To evaluate BOP opportunities, the “Bottom of the Pyramid Strategic Decision Model” found in Exhibit A is recommended. Through a SWOT analysis, managers are encouraged to evaluate weaknesses or gaps that may filled by either a partner or a change in the competitive environment, referred to herein as a “wild card.” Similarly, once capabilities are determined, the value of specific markets should be evaluated in the context of available partners and wild cards. For example, if a medical product manufacturer has developed a breakthrough low-cost solution, but lacks a distribution mechanism, they may partner with an existing NGO that has access to needy markets. Additionally, if an East African nation was identified as the market with highest demand but political and legal institutions were lacking, it would be recommended to wait until stability was achieved or partner with an organization that can boost stability, such as USAID. Significantly, companies have the ability both to observe and capitalize upon these wild cards, but also to drive them to fruition and change BOP markets. By introducing a new technology, implementing a new distribution model, garnishing support from local institutions thereby adding stability, or bringing publicity and public funding to a need, astute managers can tilt these often flexible market structures more so than in developed markets.
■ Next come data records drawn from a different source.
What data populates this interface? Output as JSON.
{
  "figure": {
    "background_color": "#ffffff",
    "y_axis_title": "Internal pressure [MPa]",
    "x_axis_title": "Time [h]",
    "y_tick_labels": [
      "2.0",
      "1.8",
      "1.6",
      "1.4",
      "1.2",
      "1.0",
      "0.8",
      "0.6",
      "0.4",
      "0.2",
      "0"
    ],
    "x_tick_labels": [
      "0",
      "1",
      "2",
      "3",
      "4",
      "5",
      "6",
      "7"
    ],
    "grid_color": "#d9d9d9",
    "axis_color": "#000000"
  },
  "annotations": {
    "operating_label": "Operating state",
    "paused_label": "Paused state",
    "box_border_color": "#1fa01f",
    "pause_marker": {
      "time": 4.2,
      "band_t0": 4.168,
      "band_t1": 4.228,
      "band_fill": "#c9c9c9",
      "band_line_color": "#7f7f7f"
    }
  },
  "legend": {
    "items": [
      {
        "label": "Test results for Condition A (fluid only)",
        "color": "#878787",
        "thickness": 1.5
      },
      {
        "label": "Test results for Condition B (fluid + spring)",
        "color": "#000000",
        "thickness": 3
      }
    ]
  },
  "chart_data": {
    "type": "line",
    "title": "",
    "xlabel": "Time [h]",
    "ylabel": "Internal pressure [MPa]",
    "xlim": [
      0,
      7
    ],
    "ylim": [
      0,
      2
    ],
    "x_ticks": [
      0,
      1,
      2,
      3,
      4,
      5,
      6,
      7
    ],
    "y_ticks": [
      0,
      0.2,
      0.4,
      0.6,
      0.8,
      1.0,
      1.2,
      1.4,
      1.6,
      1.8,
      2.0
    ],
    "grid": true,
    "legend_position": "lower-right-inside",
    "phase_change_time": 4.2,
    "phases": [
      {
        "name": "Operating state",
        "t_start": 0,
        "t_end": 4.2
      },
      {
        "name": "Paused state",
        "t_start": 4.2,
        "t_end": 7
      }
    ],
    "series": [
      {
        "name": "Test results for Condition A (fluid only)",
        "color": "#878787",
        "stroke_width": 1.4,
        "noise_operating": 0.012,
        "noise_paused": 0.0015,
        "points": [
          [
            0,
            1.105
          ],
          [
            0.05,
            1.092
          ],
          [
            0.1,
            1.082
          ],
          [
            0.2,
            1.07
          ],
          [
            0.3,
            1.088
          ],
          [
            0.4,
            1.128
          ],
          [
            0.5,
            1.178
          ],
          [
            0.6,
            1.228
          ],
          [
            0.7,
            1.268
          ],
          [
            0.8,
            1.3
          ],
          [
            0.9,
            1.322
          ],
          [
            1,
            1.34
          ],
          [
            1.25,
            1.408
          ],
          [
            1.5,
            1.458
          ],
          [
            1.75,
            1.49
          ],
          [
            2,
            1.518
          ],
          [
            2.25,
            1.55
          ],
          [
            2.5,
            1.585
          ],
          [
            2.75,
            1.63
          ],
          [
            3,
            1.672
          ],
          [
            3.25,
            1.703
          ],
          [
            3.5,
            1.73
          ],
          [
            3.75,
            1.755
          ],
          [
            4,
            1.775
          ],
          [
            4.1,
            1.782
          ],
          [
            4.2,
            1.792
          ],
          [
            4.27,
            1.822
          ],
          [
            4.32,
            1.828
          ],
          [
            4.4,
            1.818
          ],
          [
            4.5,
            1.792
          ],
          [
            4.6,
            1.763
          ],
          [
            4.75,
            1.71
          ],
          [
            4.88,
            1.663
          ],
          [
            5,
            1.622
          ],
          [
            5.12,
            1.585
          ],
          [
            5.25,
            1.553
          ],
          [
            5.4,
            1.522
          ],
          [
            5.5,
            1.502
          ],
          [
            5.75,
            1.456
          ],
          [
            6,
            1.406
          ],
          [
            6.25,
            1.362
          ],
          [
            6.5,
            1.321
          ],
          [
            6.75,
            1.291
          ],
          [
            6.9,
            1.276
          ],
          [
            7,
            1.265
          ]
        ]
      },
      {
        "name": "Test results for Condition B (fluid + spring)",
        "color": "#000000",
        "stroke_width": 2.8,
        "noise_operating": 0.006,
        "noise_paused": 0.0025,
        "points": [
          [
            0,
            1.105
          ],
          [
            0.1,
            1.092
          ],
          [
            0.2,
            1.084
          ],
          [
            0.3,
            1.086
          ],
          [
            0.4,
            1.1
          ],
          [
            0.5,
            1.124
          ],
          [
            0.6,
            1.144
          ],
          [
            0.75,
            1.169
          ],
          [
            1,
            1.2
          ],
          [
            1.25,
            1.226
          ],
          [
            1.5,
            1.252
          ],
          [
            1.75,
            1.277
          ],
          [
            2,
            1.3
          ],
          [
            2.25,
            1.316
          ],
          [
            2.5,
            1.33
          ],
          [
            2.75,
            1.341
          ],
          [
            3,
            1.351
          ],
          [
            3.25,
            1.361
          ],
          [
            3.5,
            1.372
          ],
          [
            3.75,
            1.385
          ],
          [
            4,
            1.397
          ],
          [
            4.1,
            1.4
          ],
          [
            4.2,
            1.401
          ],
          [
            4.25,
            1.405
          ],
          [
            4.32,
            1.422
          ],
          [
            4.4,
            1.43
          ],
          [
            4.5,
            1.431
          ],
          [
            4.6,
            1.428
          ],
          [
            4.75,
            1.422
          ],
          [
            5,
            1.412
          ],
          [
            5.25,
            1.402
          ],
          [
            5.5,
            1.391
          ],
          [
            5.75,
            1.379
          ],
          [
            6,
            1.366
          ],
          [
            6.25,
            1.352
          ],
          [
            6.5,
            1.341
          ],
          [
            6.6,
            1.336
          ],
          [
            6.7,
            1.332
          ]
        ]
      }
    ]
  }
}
By recognizing BOP opportunities and risks and innovatively combining resources inside and outside the traditional MNC box, profitability can be achieved by corporations while social goals are achieved by partner organizations.
[i] Prahalad, C.K. The Fortune at the Bottom of the Pyramid. Upper Saddle River: Wharton School Publishing, 2006.
[ii] Ghemawat, Pankaj. “Why the World Isn’t Flat.” Foreign Policy 159 (2007): 54-60.
[iii] Mitchell, Alan. “The bottom of the pyramid is where the real gold is hidden.” Marketing Week 30.6 (2007): 18-19.
[iv] Karnani, Aneel. “The Mirage of Marketing to the Bottom of the Pyramid: How the Private Sector Can Help Alleviate Poverty.” California Management Review 49.4 (2007): 90-111.
[v] Khanna, Tarun and Krishna G. Palepu. “Emerging Giants: Building World-Class Companies in Developing Countries.” Harvard Business Review October (2006): 60-69.
[vi] Seelos, Christian and Johanna Mair. “Profitable Business Models and Market Creation in the Context of Deep Poverty: A Strategic View.” Academy of Management Perspectives 21. 4 (2007): 49-63.
[vii] Karnani, Aneel. “Misfortune at the Bottom of the Pyramid.” Greener Management International 51 (2006): 99-110.
[viii] Harjula, Liisa. “Tensions between Venture Capitalists’ and Business-Social Entrepreneurs’ Goals.” Greener Management International 51 (2006): 79-87.
[ix] Mitchell, Alan. “The bottom of the pyramid is where the real gold is hidden.” Marketing Week 30.6 (2007): 18-19.